What has our weakness done? It has driven us to God. Our weaknesses force us to fall to our knees in prayer, to frequent the Sacraments. What inclines us to sin may instead become a magnet drawing us back to God.
In our weaknesses, we witness our insufficiency that draws us back to His sufficiency. What are our weaknesses but signposts pointing back to God? They tell us, “Run back to Him, for you will do no good on your own here.”
St. Paul is only strong in his weakness because his weakness draws him back to his strength: Christ. He is only content in his weakness because his weakness forces him back to the only One he is content in: Christ.
But even when we fall, even when our weaknesses lead us to sin, that is not the end. No matter how often our weaknesses turn us from God, His mercies are new every morning (Lam 3:23), and the invitation to return to Him, to repent, and to try again is constant.

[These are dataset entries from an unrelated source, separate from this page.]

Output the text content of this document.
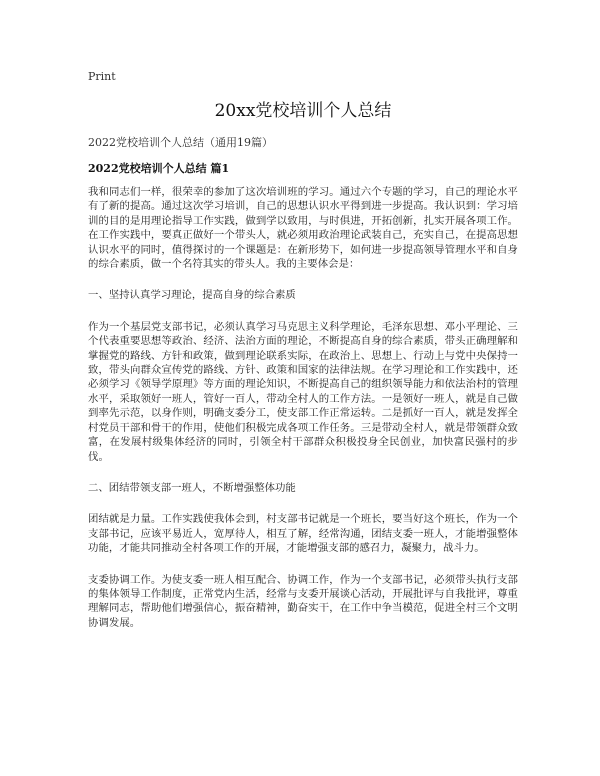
Print
20xx党校培训个人总结
2022党校培训个人总结（通用19篇）
2022党校培训个人总结 篇1

我和同志们一样，很荣幸的参加了这次培训班的学习。通过六个专题的学习，自己的理论水平有了新的提高。通过这次学习培训，自己的思想认识水平得到进一步提高。我认识到：学习培训的目的是用理论指导工作实践，做到学以致用，与时俱进，开拓创新，扎实开展各项工作。在工作实践中，要真正做好一个带头人，就必须用政治理论武装自己，充实自己，在提高思想认识水平的同时，值得探讨的一个课题是：在新形势下，如何进一步提高领导管理水平和自身的综合素质，做一个名符其实的带头人。我的主要体会是：

一、坚持认真学习理论，提高自身的综合素质

作为一个基层党支部书记，必须认真学习马克思主义科学理论，毛泽东思想、邓小平理论、三个代表重要思想等政治、经济、法治方面的理论，不断提高自身的综合素质，带头正确理解和掌握党的路线、方针和政策，做到理论联系实际，在政治上、思想上、行动上与党中央保持一致，带头向群众宣传党的路线、方针、政策和国家的法律法规。在学习理论和工作实践中，还必须学习《领导学原理》等方面的理论知识，不断提高自己的组织领导能力和依法治村的管理水平，采取领好一班人，管好一百人，带动全村人的工作方法。一是领好一班人，就是自己做到率先示范，以身作则，明确支委分工，使支部工作正常运转。二是抓好一百人，就是发挥全村党员干部和骨干的作用，使他们积极完成各项工作任务。三是带动全村人，就是带领群众致富，在发展村级集体经济的同时，引领全村干部群众积极投身全民创业，加快富民强村的步伐。

二、团结带领支部一班人，不断增强整体功能

团结就是力量。工作实践使我体会到，村支部书记就是一个班长，要当好这个班长，作为一个支部书记，应该平易近人，宽厚待人，相互了解，经常沟通，团结支委一班人，才能增强整体功能，才能共同推动全村各项工作的开展，才能增强支部的感召力，凝聚力，战斗力。

支委协调工作。为使支委一班人相互配合、协调工作，作为一个支部书记，必须带头执行支部的集体领导工作制度，正常党内生活，经常与支委开展谈心活动，开展批评与自我批评，尊重理解同志，帮助他们增强信心，振奋精神，勤奋实干，在工作中争当模范，促进全村三个文明协调发展。
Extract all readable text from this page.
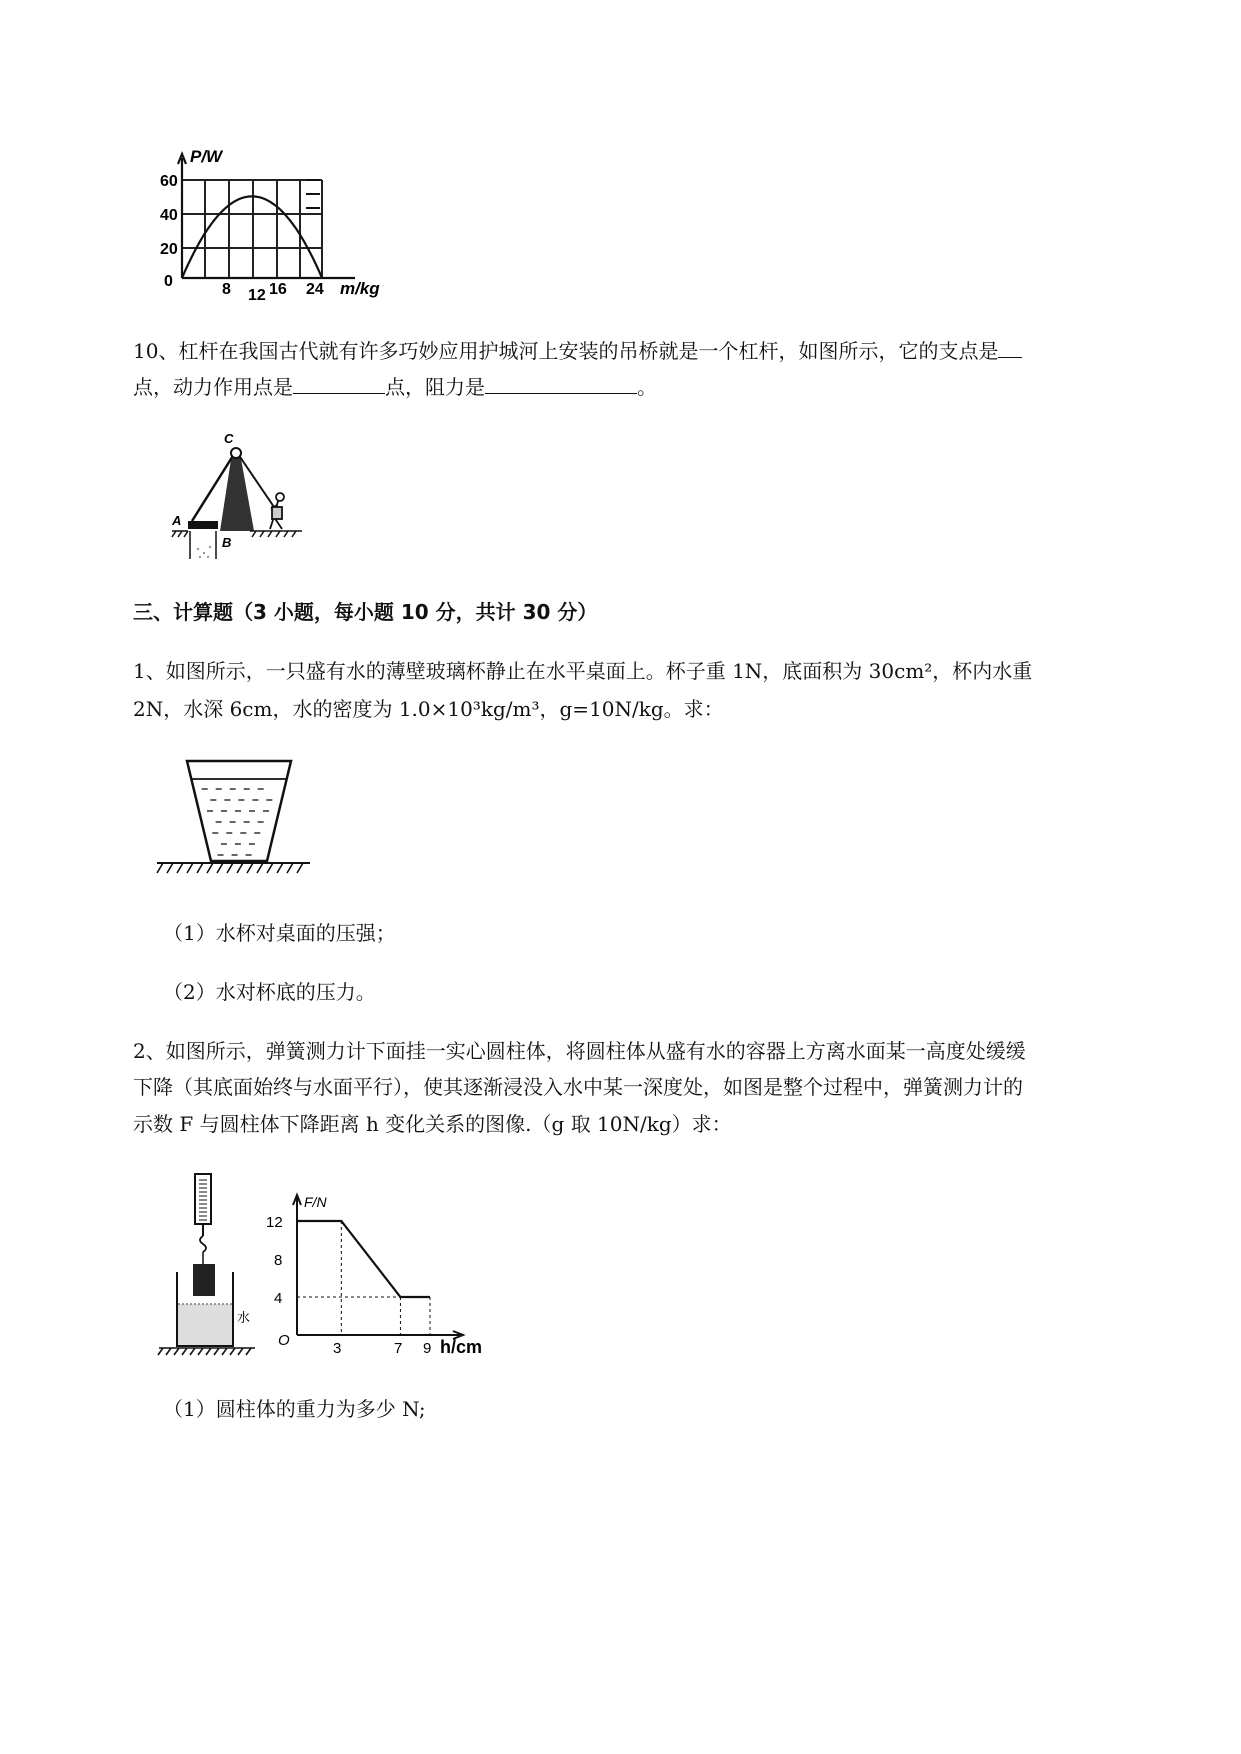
P/W
60
40
20
0	8 12 16 24 m/kg
10、杠杆在我国古代就有许多巧妙应用护城河上安装的吊桥就是一个杠杆，如图所示，它的支点是
点，动力作用点是	点，阻力是	。
C
A
B
三、计算题（3 小题，每小题 10 分，共计 30 分）
1、如图所示，一只盛有水的薄壁玻璃杯静止在水平桌面上。杯子重 1N，底面积为 30cm²，杯内水重
2N，水深 6cm，水的密度为 1.0×10³kg/m³，g=10N/kg。求：
（1）水杯对桌面的压强；
（2）水对杯底的压力。
2、如图所示，弹簧测力计下面挂一实心圆柱体，将圆柱体从盛有水的容器上方离水面某一高度处缓缓
下降（其底面始终与水面平行），使其逐渐浸没入水中某一深度处，如图是整个过程中，弹簧测力计的
示数 F 与圆柱体下降距离 h 变化关系的图像.（g 取 10N/kg）求：
水
F/N
12
8
4
O	3	7 9 h/cm
（1）圆柱体的重力为多少 N;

This return to God is not done from an attitude of despair, thinking it is only a matter of time until we fall again, and berating ourselves for yet again testing God’s patience. Rather, St. Francis de Sales tells us to return to God in the following manner:
“Raise up your heart when it has fallen, all gently, humbling yourself deeply before God for reason of your misery, without surprise at your fall—since it is not something admirable but the frailty of the frail, the weakness of the weak, and the misery of the wretched. Nevertheless, detest with all your might the offense God has received from you, and with great courage and confidence in his mercy, return to the path of virtue you had abandoned.”1
Even our sins are not obstacles to our relationship with God when we humbly return to Him after every fall. Our weaknesses become doors for His grace to enter, reminding us time and again that our salvation is from Him and Him alone.

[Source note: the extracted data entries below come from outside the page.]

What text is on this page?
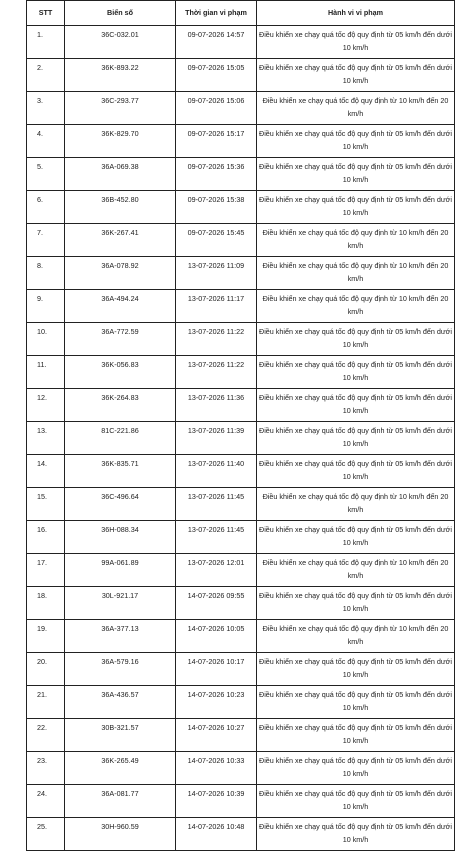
STT	Biển số	Thời gian vi phạm	Hành vi vi phạm
1.	36C-032.01	09-07-2026 14:57	Điều khiển xe chạy quá tốc độ quy định từ 05 km/h đến dưới 10 km/h
2.	36K-893.22	09-07-2026 15:05	Điều khiển xe chạy quá tốc độ quy định từ 05 km/h đến dưới 10 km/h
3.	36C-293.77	09-07-2026 15:06	Điều khiển xe chạy quá tốc độ quy định từ 10 km/h đến 20 km/h
4.	36K-829.70	09-07-2026 15:17	Điều khiển xe chạy quá tốc độ quy định từ 05 km/h đến dưới 10 km/h
5.	36A-069.38	09-07-2026 15:36	Điều khiển xe chạy quá tốc độ quy định từ 05 km/h đến dưới 10 km/h
6.	36B-452.80	09-07-2026 15:38	Điều khiển xe chạy quá tốc độ quy định từ 05 km/h đến dưới 10 km/h
7.	36K-267.41	09-07-2026 15:45	Điều khiển xe chạy quá tốc độ quy định từ 10 km/h đến 20 km/h
8.	36A-078.92	13-07-2026 11:09	Điều khiển xe chạy quá tốc độ quy định từ 10 km/h đến 20 km/h
9.	36A-494.24	13-07-2026 11:17	Điều khiển xe chạy quá tốc độ quy định từ 10 km/h đến 20 km/h
10.	36A-772.59	13-07-2026 11:22	Điều khiển xe chạy quá tốc độ quy định từ 05 km/h đến dưới 10 km/h
11.	36K-056.83	13-07-2026 11:22	Điều khiển xe chạy quá tốc độ quy định từ 05 km/h đến dưới 10 km/h
12.	36K-264.83	13-07-2026 11:36	Điều khiển xe chạy quá tốc độ quy định từ 05 km/h đến dưới 10 km/h
13.	81C-221.86	13-07-2026 11:39	Điều khiển xe chạy quá tốc độ quy định từ 05 km/h đến dưới 10 km/h
14.	36K-835.71	13-07-2026 11:40	Điều khiển xe chạy quá tốc độ quy định từ 05 km/h đến dưới 10 km/h
15.	36C-496.64	13-07-2026 11:45	Điều khiển xe chạy quá tốc độ quy định từ 10 km/h đến 20 km/h
16.	36H-088.34	13-07-2026 11:45	Điều khiển xe chạy quá tốc độ quy định từ 05 km/h đến dưới 10 km/h
17.	99A-061.89	13-07-2026 12:01	Điều khiển xe chạy quá tốc độ quy định từ 10 km/h đến 20 km/h
18.	30L-921.17	14-07-2026 09:55	Điều khiển xe chạy quá tốc độ quy định từ 05 km/h đến dưới 10 km/h
19.	36A-377.13	14-07-2026 10:05	Điều khiển xe chạy quá tốc độ quy định từ 10 km/h đến 20 km/h
20.	36A-579.16	14-07-2026 10:17	Điều khiển xe chạy quá tốc độ quy định từ 05 km/h đến dưới 10 km/h
21.	36A-436.57	14-07-2026 10:23	Điều khiển xe chạy quá tốc độ quy định từ 05 km/h đến dưới 10 km/h
22.	30B-321.57	14-07-2026 10:27	Điều khiển xe chạy quá tốc độ quy định từ 05 km/h đến dưới 10 km/h
23.	36K-265.49	14-07-2026 10:33	Điều khiển xe chạy quá tốc độ quy định từ 05 km/h đến dưới 10 km/h
24.	36A-081.77	14-07-2026 10:39	Điều khiển xe chạy quá tốc độ quy định từ 05 km/h đến dưới 10 km/h
25.	30H-960.59	14-07-2026 10:48	Điều khiển xe chạy quá tốc độ quy định từ 05 km/h đến dưới 10 km/h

This Lent, no matter whether we succeed or fail in our penitential undertakings, let us not fear our weaknesses. Rather, let us see them as opportunities to rely more heavily on God, to draw closer to Him, to constantly beg for the sufficiency of His grace. Even when our weaknesses lead to sin rather than intimacy with Him, let us return to Him with a hopeful heart, knowing that He can use all things for good, and that His “power is made perfect in weakness.” (2 Cor 12: 9)
Saint Francis de Sales, Introduction to the Devout Life (Aquinas Press Classics, 2013), 161.